The concept of filtration is required to give a formal definition of conditional expectation. In particular, conditional expectation is a random variable because of the sigma algebra of the conditioning variable.
The filtration is a way to encode the information contained in the history of a stochastic process. If a process is adapted then all information about the process is contained in the filtration.
Of couse, any process is trivially adapted to its natural filtration; more interesting is the case if a process $\{Y_n\}$ is adapted to the natural filtration of $X_n$. In this case,
$$Y_n = f(X_1,\ldots, X_n).$$
The natural setting for filtrations, however, is martingale theory. A martingale is a process whose expected value in the future is the same as it's value now:
$$\mathbf E[M_{n+1}|\mathcal F_n] = M_n;$$
Hence, a martingale is a process whose increment is zero mean and independent from the history.
Best Answer
The random variable $X$ is measurable with respect to $\sigma$-algebra $\mathfrak F$ if $X=\mathbb E(X\mid\mathfrak F)$.
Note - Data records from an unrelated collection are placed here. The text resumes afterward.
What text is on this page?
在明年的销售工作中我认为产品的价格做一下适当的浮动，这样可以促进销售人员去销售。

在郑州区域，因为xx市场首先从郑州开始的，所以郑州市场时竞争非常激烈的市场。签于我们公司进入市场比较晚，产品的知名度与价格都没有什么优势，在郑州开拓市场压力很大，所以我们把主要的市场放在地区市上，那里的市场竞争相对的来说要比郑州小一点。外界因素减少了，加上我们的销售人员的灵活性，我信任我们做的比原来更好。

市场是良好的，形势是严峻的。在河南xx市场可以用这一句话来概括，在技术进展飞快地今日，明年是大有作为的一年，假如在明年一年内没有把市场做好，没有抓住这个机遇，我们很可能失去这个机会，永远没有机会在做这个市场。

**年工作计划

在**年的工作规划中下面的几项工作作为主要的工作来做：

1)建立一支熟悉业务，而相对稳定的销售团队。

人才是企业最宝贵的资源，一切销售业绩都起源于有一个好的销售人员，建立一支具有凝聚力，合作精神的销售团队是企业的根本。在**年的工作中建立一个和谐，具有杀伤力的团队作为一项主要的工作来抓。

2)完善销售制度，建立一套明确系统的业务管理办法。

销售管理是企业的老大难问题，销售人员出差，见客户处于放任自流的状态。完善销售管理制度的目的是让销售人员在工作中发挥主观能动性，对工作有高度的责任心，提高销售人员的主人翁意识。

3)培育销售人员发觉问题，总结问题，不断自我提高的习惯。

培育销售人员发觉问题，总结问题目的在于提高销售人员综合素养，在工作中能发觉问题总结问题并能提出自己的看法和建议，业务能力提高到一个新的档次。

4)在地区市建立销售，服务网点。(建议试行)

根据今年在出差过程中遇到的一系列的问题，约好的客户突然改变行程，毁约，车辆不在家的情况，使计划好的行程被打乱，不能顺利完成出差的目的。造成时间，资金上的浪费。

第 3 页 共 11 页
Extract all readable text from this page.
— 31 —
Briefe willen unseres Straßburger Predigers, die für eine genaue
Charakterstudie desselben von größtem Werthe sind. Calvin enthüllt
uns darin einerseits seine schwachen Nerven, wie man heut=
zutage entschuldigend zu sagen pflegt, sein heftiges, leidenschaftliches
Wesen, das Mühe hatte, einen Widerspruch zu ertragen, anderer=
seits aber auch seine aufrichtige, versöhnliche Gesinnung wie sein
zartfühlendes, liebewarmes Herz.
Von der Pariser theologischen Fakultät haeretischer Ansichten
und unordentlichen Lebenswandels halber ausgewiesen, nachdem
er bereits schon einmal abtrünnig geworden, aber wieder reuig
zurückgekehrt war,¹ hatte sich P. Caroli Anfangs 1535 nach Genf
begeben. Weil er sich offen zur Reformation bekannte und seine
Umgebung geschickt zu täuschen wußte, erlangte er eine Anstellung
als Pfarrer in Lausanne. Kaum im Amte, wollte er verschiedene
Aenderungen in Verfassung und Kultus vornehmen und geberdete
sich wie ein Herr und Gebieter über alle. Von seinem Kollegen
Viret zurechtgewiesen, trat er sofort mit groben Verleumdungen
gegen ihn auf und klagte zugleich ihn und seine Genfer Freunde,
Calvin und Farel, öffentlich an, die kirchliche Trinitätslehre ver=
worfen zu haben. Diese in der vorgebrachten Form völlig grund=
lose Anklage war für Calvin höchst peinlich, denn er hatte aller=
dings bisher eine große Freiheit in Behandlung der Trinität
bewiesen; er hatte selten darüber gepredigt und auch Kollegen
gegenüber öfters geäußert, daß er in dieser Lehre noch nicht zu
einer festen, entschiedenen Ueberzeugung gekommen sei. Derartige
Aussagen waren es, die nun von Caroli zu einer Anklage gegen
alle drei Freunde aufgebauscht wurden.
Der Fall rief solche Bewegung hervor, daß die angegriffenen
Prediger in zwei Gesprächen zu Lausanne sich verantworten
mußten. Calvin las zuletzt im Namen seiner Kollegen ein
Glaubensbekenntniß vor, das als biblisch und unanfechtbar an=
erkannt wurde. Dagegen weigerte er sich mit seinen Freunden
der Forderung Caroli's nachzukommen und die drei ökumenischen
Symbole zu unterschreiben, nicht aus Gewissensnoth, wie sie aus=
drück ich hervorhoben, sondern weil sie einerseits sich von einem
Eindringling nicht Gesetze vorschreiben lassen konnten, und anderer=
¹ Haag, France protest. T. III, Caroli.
One can understand this in a few steps:
$\mathbb E(X\mid \mathbf 1_A)$ is the case $Y=\mathbf 1_A$, and $\mathbf 1_A(\omega)$ is 1 if $\omega\in A$, and 0 otherwise. This is the random variable that returns $\mathbb E(X\mid A)$ if $\omega\in A$, and $\mathbb E(X\mid A^c)$ if $\omega\not\in A$;
$\mathbb E(X\mid \mathfrak F)$, where $\mathfrak F=\{\varnothing, \Omega, A, A^c\}$, is the same as $\mathbb E(X\mid 1_A)$;
$\mathbb E(X\mid \mathfrak F)$, where $\mathfrak F=\{\varnothing, \Omega, A, A^c, B, B^c, A\cup B, A\cup B^c,\dots\}$ ($2^{2^2}=16$ elements), is something we could call $\mathbb E(X\mid 1_A, 1_B)$ and which returns $\mathbb E(X\mid A\cap B^c)$, or $\mathbb E(X\mid A^c\cap B)$, or $\mathbb E(X\mid A\cap B)$, or $\mathbb E(X\mid A^c\cap B^c)$; it is sort of superfluous to list $A\cup B$ etc. in $\mathfrak F$, it would suffice to list a generating set, but the generating set may not be unique so it is best to list all of $\mathfrak F$;
$\mathbb E(X\mid \mathfrak F)$, where $\mathfrak F=\mathfrak F_t$ is a $\sigma$-algebra corresponding to what's known at time $t$, is an infinite version of (5). It's a random variable that returns our best estimate of $X$, given answers to all the questions "$\omega\in A$?" for $A\in\mathcal F$. If that answer is always just the same as $X$, then $X$ is $\mathfrak F$-measurable or "known at time $t$".